German politicians, NGOs and industry representatives have generally welcomed the second part of the European Commission’s “Fit for 55” package of energy and climate legislation, but criticised individual elements and some also an overall lack of ambition.

NGO Nature and Biodiversity Conservation Union (NABU) said that it is questionable whether the proposal for a revised buildings directive is ambitious enough. The new German government coalition had handed over responsibility for this instrument to the EU level by stipulating full support for the EU climate package. “It is now all the more important that the EU moves the member states to act and is actively supported by the German government in doing so,” said NABU president Jörg-Andreas Krüger.
The Commission’s announcement on minimum efficiency standards for buildings is overdue, said Barbara Metz, deputy managing director of environmental organisation DUH. It gives the construction industry planning security to build up skilled labour, said Metz.
Green Party MPs Julia Verlinden and Lisa Badum welcomed the new proposals, which in their view are a good foundation to ensure that the package could now be swiftly negotiated. “The Commission's proposals are steadily and surely driving the Green Deal forward,” they said.
Germany’s energy industry lobby group BDEW criticised the proposed rules for the unbundling of a future hydrogen network. “They would slow down the transformation of the gas system and the conversion of existing assets of value to a hydrogen system,” writes BDEW. Overall, the gas proposals contained “important elements” to make possible a future-oriented adaptation of the internal gas market rules. Regarding the buildings directive, BDEW criticised that the technical details of implementation should rather be left to the member states.
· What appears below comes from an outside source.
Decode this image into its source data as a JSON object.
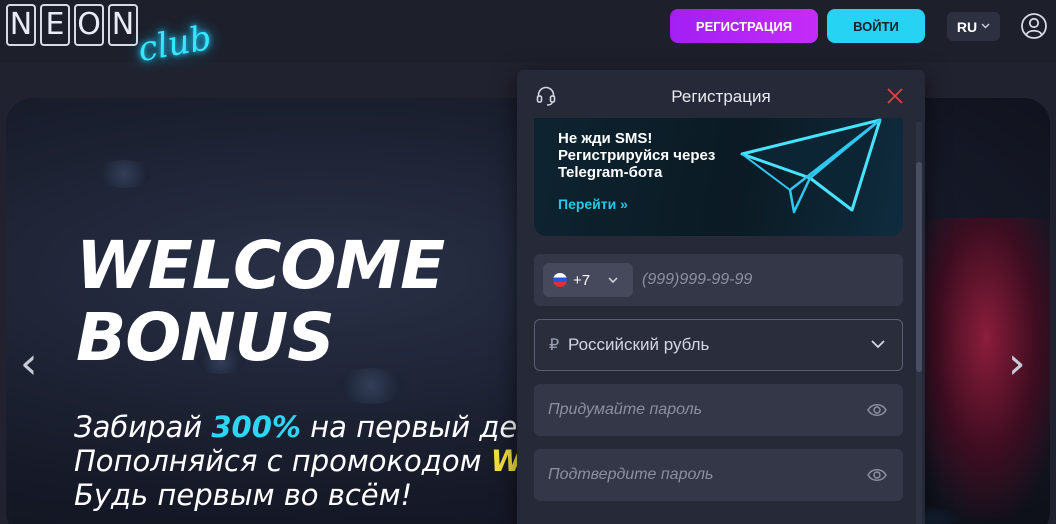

The European Commission has presented the remaining elements of its legislative package to make sure the EU reaches its 2030 climate target – the “Fit for 55 package.” These included proposals on the role and rules for natural gas and renewable gases and legislative drafts to ensure energy efficient building modernisation. The proposals will now be discussed by member state governments and the European Parliament over the coming months.